XXII
Cependant Hector et les Troyens donnent l'assaut aux retranchements des Grecs. Cet assaut, où les guerriers de toutes les peuplades de la Grèce et tous ceux de la Troade sont tour à tour le sujet rapide d'un chant du poëte, est pour chaque race, pour chaque ville et pour chaque île une inscription populaire qui répartit à chacun sa part de gloire éternelle.
Les Troyens, prêts à franchir le retranchement, s'étonnent de se voir arrêter par deux combattants inébranlables sur la muraille. «Mais tels, disent-ils, que des abeilles ou des guêpes à corsage de diverses couleurs, qui, ayant construit leurs ruches sur les bords d'un chemin rocailleux, n'abandonnent point leurs creuses demeures, et, résistant à leurs ennemis, défendent leur race avec héroïsme, tels ces deux guerriers, quoique seuls, ne veulent pas déserter les portes, etc., etc.»
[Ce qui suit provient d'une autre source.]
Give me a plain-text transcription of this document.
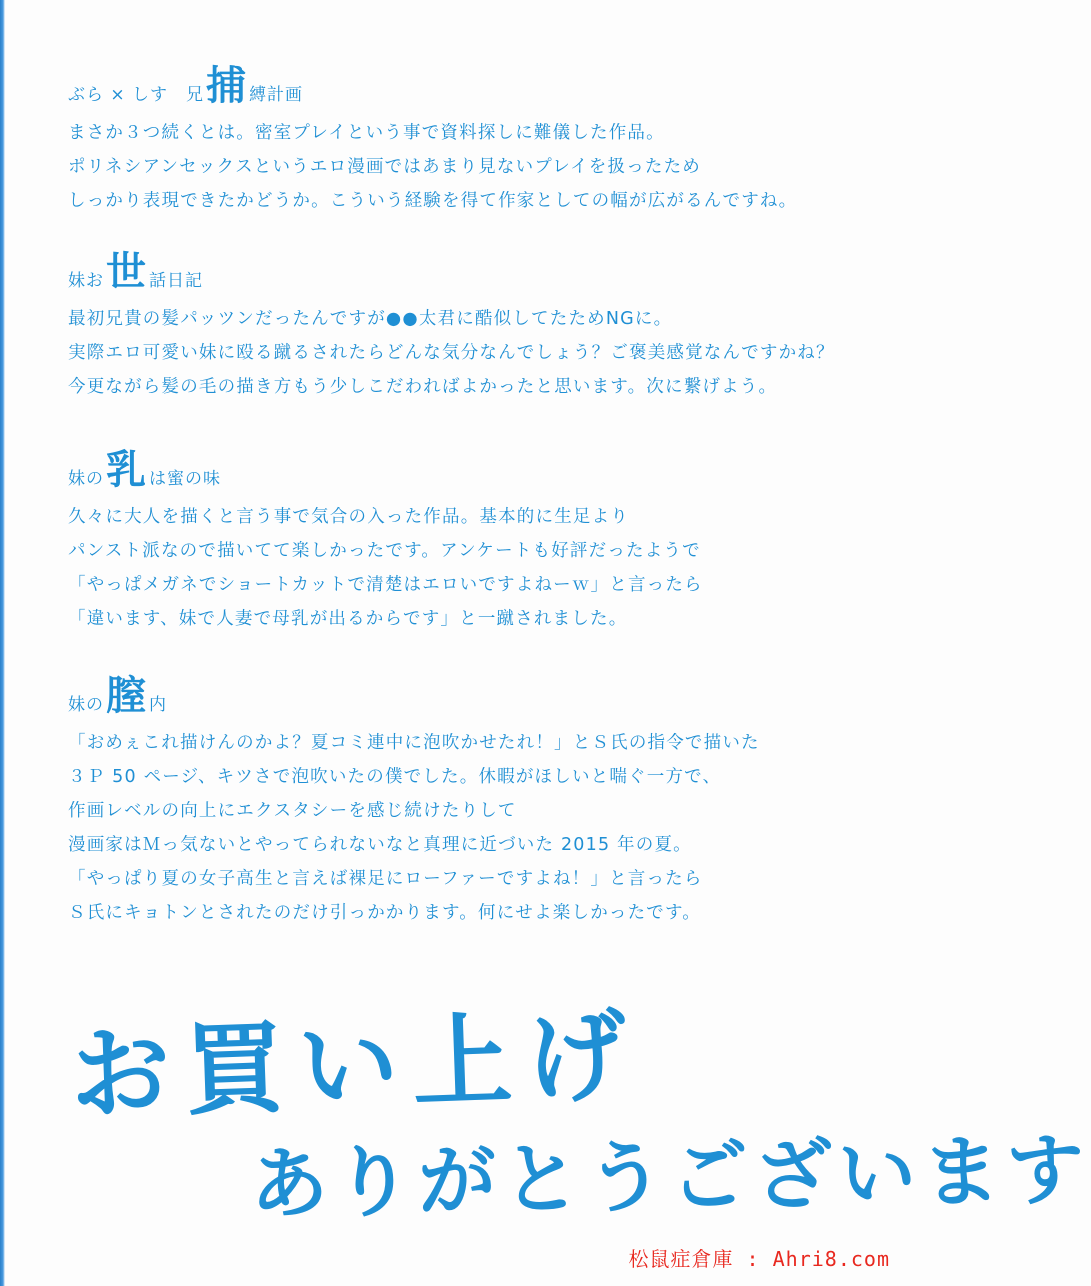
ぶら × しす　兄 捕 縛計画
まさか３つ続くとは。密室プレイという事で資料探しに難儀した作品。
ポリネシアンセックスというエロ漫画ではあまり見ないプレイを扱ったため
しっかり表現できたかどうか。こういう経験を得て作家としての幅が広がるんですね。
妹お 世 話日記
最初兄貴の髪パッツンだったんですが●●太君に酷似してたためNGに。
実際エロ可愛い妹に殴る蹴るされたらどんな気分なんでしょう？ご褒美感覚なんですかね？
今更ながら髪の毛の描き方もう少しこだわればよかったと思います。次に繋げよう。
妹の 乳 は蜜の味
久々に大人を描くと言う事で気合の入った作品。基本的に生足より
パンスト派なので描いてて楽しかったです。アンケートも好評だったようで
「やっぱメガネでショートカットで清楚はエロいですよねーｗ」と言ったら
「違います、妹で人妻で母乳が出るからです」と一蹴されました。
妹の 膣 内
「おめぇこれ描けんのかよ？夏コミ連中に泡吹かせたれ！」とＳ氏の指令で描いた
３Ｐ 50 ページ、キツさで泡吹いたの僕でした。休暇がほしいと喘ぐ一方で、
作画レベルの向上にエクスタシーを感じ続けたりして
漫画家はＭっ気ないとやってられないなと真理に近づいた 2015 年の夏。
「やっぱり夏の女子高生と言えば裸足にローファーですよね！」と言ったら
Ｓ氏にキョトンとされたのだけ引っかかります。何にせよ楽しかったです。
お買い上げ
ありがとうございます
松鼠症倉庫 : Ahri8.com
La victoire est indécise, quand un prodige, où le naturel des animaux est décrit comme par Pline ou par Audubon, attire et suspend l'attention des deux armées. Écoutez, ou plutôt voyez!
«Un aigle intrépide, laissant à sa gauche l'armée des Troyens en s'élevant dans les airs, emporte entre ses ongles un serpent énorme, sanglant, vivant, palpitant encore. Le reptile n'a point cessé de combattre, mais, se repliant en arrière, il mord et déchire le flanc de son ennemi, qui l'étouffe dans ses serres; l'oiseau, vaincu par la douleur, le rejette loin de lui sur la terre. Le serpent tombe au milieu des combattants, et l'aigle, avec des cris aigus, s'envole dans les airs, emporté par le souffle des vents.»
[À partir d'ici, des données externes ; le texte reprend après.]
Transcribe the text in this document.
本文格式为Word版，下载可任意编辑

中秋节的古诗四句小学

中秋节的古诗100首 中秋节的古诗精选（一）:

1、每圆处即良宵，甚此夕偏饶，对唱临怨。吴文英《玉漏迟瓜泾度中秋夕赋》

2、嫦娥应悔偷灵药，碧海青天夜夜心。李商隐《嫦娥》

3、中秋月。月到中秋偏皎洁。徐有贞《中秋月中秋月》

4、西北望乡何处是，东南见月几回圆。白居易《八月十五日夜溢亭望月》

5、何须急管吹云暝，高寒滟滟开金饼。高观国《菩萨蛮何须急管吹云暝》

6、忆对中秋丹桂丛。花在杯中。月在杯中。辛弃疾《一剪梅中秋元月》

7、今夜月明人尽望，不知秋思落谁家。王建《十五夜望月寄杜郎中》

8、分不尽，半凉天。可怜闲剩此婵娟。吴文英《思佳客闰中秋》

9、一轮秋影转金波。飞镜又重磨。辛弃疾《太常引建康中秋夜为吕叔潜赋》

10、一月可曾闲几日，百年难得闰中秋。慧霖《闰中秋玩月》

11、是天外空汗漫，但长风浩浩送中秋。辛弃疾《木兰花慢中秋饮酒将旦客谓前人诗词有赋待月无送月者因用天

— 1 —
On raconte avec effroi ce prodige à Hector, littéralement dans les mêmes vers que nous venons de citer. «Que m'importe, dit le héros, le vol capricieux des oiseaux? Je ne m'en préoccupe pas; je ne me demande pas si à ma droite ou à ma gauche ils volent du côté de l'aurore et du soleil, ou si à ma gauche ils volent vers le ténébreux Occident. Pour nous, n'obéissons qu'à la volonté souveraine du grand Jupiter. Le plus sûr des augures, c'est de combattre pour sa patrie.» Ces vers d'Homère témoignent assez qu'il y avait dès ces jours antiques une piété raisonnée et sérieuse qui dédaignait les crédulités populaires, et qui croyait à la conscience, seul oracle du patriotisme et du devoir. La raison n'est pas plus nouvelle dans l'humanité que l'humanité n'est nouvelle sur la terre. L'homme a été créé complet.